Auguste, assis sur une chaise en tapisserie, à une petite table en marqueterie ornée de cuivres, lisait un livre à la clarté des candélabres de la cheminée.

— Auguste, mon enfant, dis à Jean de venir nous servir le thé dans une heure.

Elle accompagna cette phrase d’un regard expressif, auquel Auguste répondit par un signe.

— Croiriez-vous, monsieur, que depuis six ans, je n’ai pas d’autres serviteurs que mon père et mon fils, et je n’en pourrais plus supporter d’autres. S’ils me manquaient, je mourrais… Mon père ne veut pas que Jean, un pauvre Normand qui nous sert depuis trente ans, vienne dans ma chambre.

— Je crois bien, dit finement le vieillard, monsieur l’a vu, il scie le bois, il le rentre ; il fait la cuisine ; il fait les commissions ; il porte un tablier sale ; il aurait fricassé toute cette élégance, si nécessaire aux yeux d’une pauvre fille, pour qui cette chambre est toute la nature…

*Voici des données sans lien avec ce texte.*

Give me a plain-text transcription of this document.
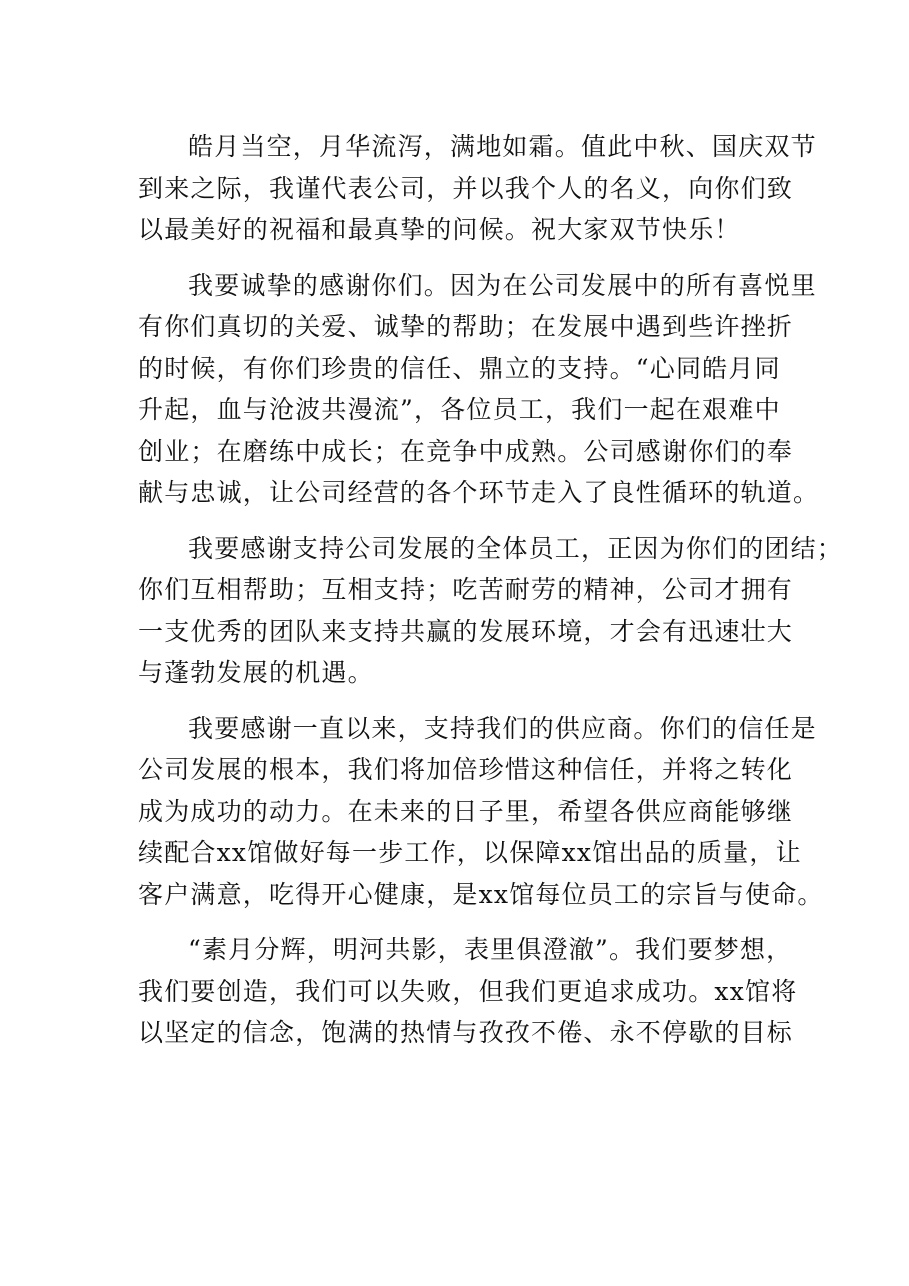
皓月当空，月华流泻，满地如霜。值此中秋、国庆双节
到来之际，我谨代表公司，并以我个人的名义，向你们致
以最美好的祝福和最真挚的问候。祝大家双节快乐！

我要诚挚的感谢你们。因为在公司发展中的所有喜悦里
有你们真切的关爱、诚挚的帮助；在发展中遇到些许挫折
的时候，有你们珍贵的信任、鼎立的支持。“心同皓月同
升起，血与沧波共漫流”，各位员工，我们一起在艰难中
创业；在磨练中成长；在竞争中成熟。公司感谢你们的奉
献与忠诚，让公司经营的各个环节走入了良性循环的轨道。

我要感谢支持公司发展的全体员工，正因为你们的团结；
你们互相帮助；互相支持；吃苦耐劳的精神，公司才拥有
一支优秀的团队来支持共赢的发展环境，才会有迅速壮大
与蓬勃发展的机遇。

我要感谢一直以来，支持我们的供应商。你们的信任是
公司发展的根本，我们将加倍珍惜这种信任，并将之转化
成为成功的动力。在未来的日子里，希望各供应商能够继
续配合xx馆做好每一步工作，以保障xx馆出品的质量，让
客户满意，吃得开心健康，是xx馆每位员工的宗旨与使命。

“素月分辉，明河共影，表里俱澄澈”。我们要梦想，
我们要创造，我们可以失败，但我们更追求成功。xx馆将
以坚定的信念，饱满的热情与孜孜不倦、永不停歇的目标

— Ah ! madame, monsieur votre père a bien raison…

— Et pourquoi ?… dit-elle. Si Jean avait gâté ma chambre, mon père l’aurait renouvelée.

— Oui, mon enfant ; mais ce qui m’en empêche, c’est que tu ne peux pas la quitter ; et tu ne connais pas les tapissiers de Paris !… il leur faudrait plus de trois mois pour refaire ta chambre. Songe à la poussière qui s’élèverait de ton tapis, si on l’ôtait. Faire faire ta chambre par Jean ? y penses-tu ?… En prenant les précautions minutieuses dont sont capables un père et un fils, nous t’avons évité le balayage, la poussière… Si seulement Jean entrait pour nous servir, ce serait fini dans un mois… — Ce n’est pas par économie, dit Godefroid, c’est pour votre santé. Monsieur votre père a raison.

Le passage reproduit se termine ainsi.